Les artistes ont trouvé le meilleur moyen d'exprimer la colère de la population, leurs frustrations personnelles et de défier les autorités à travers leur expression créative.

Le nombre d'habitants de la capitale Kinshasa n'est pas connu, mais on l'estime entre 15 et 18 millions. Avec environ 7 000 à 9 000 tonnes de déchets produits chaque jour, dont 1 500 tonnes de plastique, Kinshasa est un grand pollueur. Plus de 15 millions d'habitants qui consomment et jettent négligemment au moins une bouteille par jour représentent une énorme pollution dans la mégapole africaine. 
La pollution plastique est également l'une des principales raisons pour lesquelles des quartiers entiers de la ville sont de plus en plus souvent inondés après une pluie. L'eau ne peut plus s'écouler par les cours d'eau et les égouts obstrués qui aboutissent normalement au fleuve Congo. 

Ce qui est un déchet pour les habitants est du matériau pour certains artistes qui le recyclent en œuvres d'art.
Il en résulte des costumes impressionnants.
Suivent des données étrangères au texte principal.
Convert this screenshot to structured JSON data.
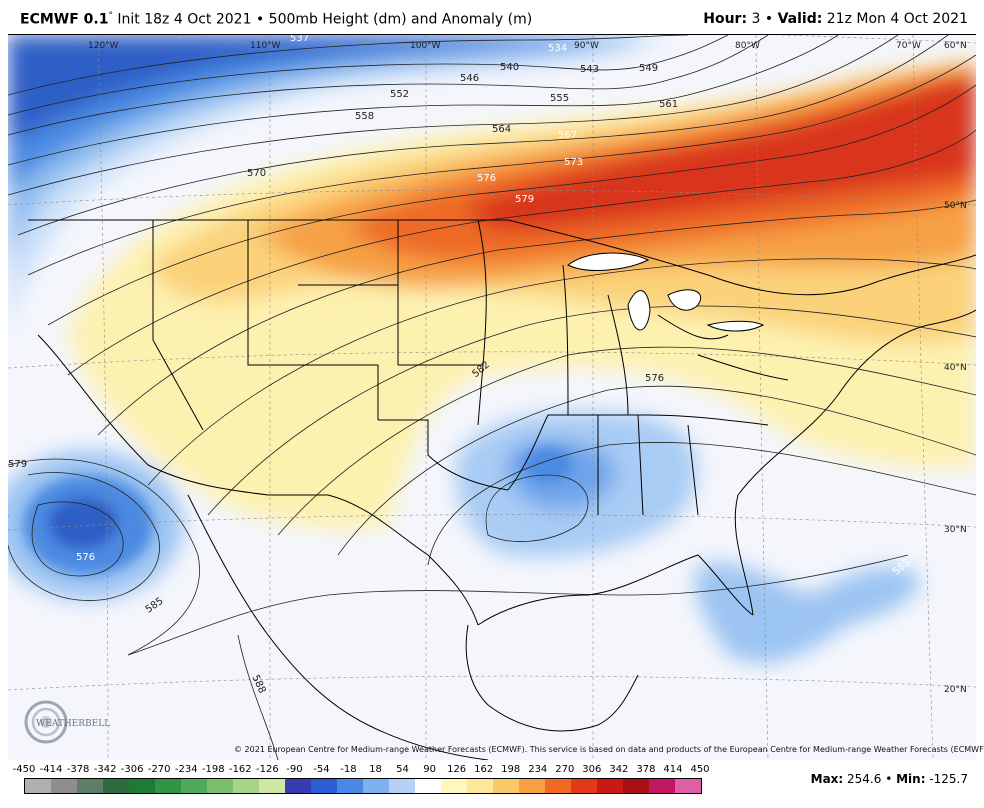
{
  "header": {
    "model": "ECMWF 0.1",
    "degree": "°",
    "init": " Init 18z 4 Oct 2021",
    "bullet": " • ",
    "product": "500mb Height (dm) and Anomaly (m)",
    "hour_label": "Hour:",
    "hour_value": " 3",
    "valid_label": "Valid:",
    "valid_value": " 21z Mon 4 Oct 2021"
  },
  "longitude_labels": [
    "120°W",
    "110°W",
    "100°W",
    "90°W",
    "80°W",
    "70°W"
  ],
  "latitude_labels": [
    "60°N",
    "50°N",
    "40°N",
    "30°N",
    "20°N"
  ],
  "contour_labels": [
    "537",
    "534",
    "540",
    "543",
    "546",
    "549",
    "552",
    "555",
    "558",
    "561",
    "564",
    "567",
    "570",
    "573",
    "576",
    "579",
    "582",
    "576",
    "579",
    "576",
    "585",
    "585",
    "588"
  ],
  "copyright": "© 2021 European Centre for Medium-range Weather Forecasts (ECMWF). This service is based on data and products of the European Centre for Medium-range Weather Forecasts (ECMWF).",
  "logo_text": "WEATHERBELL",
  "colorbar": {
    "ticks": [
      "-450",
      "-414",
      "-378",
      "-342",
      "-306",
      "-270",
      "-234",
      "-198",
      "-162",
      "-126",
      "-90",
      "-54",
      "-18",
      "18",
      "54",
      "90",
      "126",
      "162",
      "198",
      "234",
      "270",
      "306",
      "342",
      "378",
      "414",
      "450"
    ],
    "colors": [
      "#b0b0b0",
      "#8e8e8e",
      "#5e7e6a",
      "#2e6a40",
      "#1e7a35",
      "#2f9445",
      "#50a85a",
      "#7bbf6e",
      "#a7d487",
      "#cfe6a5",
      "#3b3bb0",
      "#2e5fd2",
      "#4a88e5",
      "#7fb0ef",
      "#b5d2f6",
      "#ffffff",
      "#fff6c0",
      "#fde89a",
      "#fbc96b",
      "#f7a043",
      "#f06a25",
      "#e03a18",
      "#c81a12",
      "#a81018",
      "#c01860",
      "#e060a8"
    ]
  },
  "maxmin": {
    "max_label": "Max:",
    "max_value": " 254.6",
    "sep": " • ",
    "min_label": "Min:",
    "min_value": " -125.7"
  }
}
Shaka Fumu Kabaka utilise des poupées cassées ou des tubes de dentifrice, Sarah Ndele travaille avec des pots en plastique, Etabe recycle des boîtes de sardines ou des emballages de cigarettes et Falonne Mambu utilise des fils électriques pour créer de véritables sculptures. Ils trouvent leur inspiration dans leur passé, comme la guerre ou ce qu'ils ont enduré dans une métropole chaotique où l'insécurité augmente à mesure que la nuit tombe.

 

Shaka, 35 ans, fait partie d’un groupe restreint mais croissant d’artistes multidisciplinaires de Kinshasa, la capitale du pays, qui créent des costumes élaborés à partir d’ordures ménagères trouvées dans les décharges ou dans les rues. "Matshozi 6 Jours" (Six jours de larmes) est un costume surréaliste qu'il a confectionné à partir de poupées récupérées pour honorer les victimes de la guerre des Six jours. Enfant, Shaka Fumu Kabaka a été témoin des atrocités commises pendant la guerre de six jours entre les forces ougandaises et rwandaises dans sa ville natale de Kisangani en juin 2000. "Ce n'était même pas notre guerre, mais une guerre entre deux armées étrangères", a déclaré Shaka. Les combats ont fait plus de 1 000 morts et de nombreux blessés dans cette ville du nord de la République démocratique du Congo. « J'ai perdu des proches », raconte Kabaka. « Chaque fois que je vois une poupée cassée traîner quelque part dans la rue, cela me rappelle ce qui s'est passé à Kisangani. Les poupées symbolisent les victimes que j'ai vues de mes propres yeux », explique Kabaka. Il a fallu un an pour rassembler toutes les poupées. « La première fois que j’ai porté le costume, c’était un lourd fardeau. Non pas à cause du poids, mais à cause du nombre de victimes que cela représente. »


Différents collectifs regroupent ces artistes de rue, parmi lesquels Mbokaarts et Farata sont les plus importants.

 

Le photographe et cinéaste Kris Pannecoucke, qui a fait le portrait des artistes, est né à Kinshasa et a principalement travaillé au Congo ces dix dernières années.

Le photographe aime travailler depuis longtemps au Congo, où il souhaitait mettre des accents différents de ceux des photographes de reportage. J'ai toujours eu un grand respect pour l'ingéniosité des Congolais, la créativité. Créer quelque chose avec peu. Le travail sur les costumes fabriqués à partir de matériaux recyclés en est un bon exemple. 

Maintenant, je cherche d'autres horizons, j'ai envie de découvrir d'autres régions du monde, même si je ne dois pas aller loin. 

Aujourd'hui, la photographie doit parfois laisser la place à la réalisation de films documentaires, là aussi j'aime rechercher des sujets avec une perspective surprenante qui démystifie les préjugés.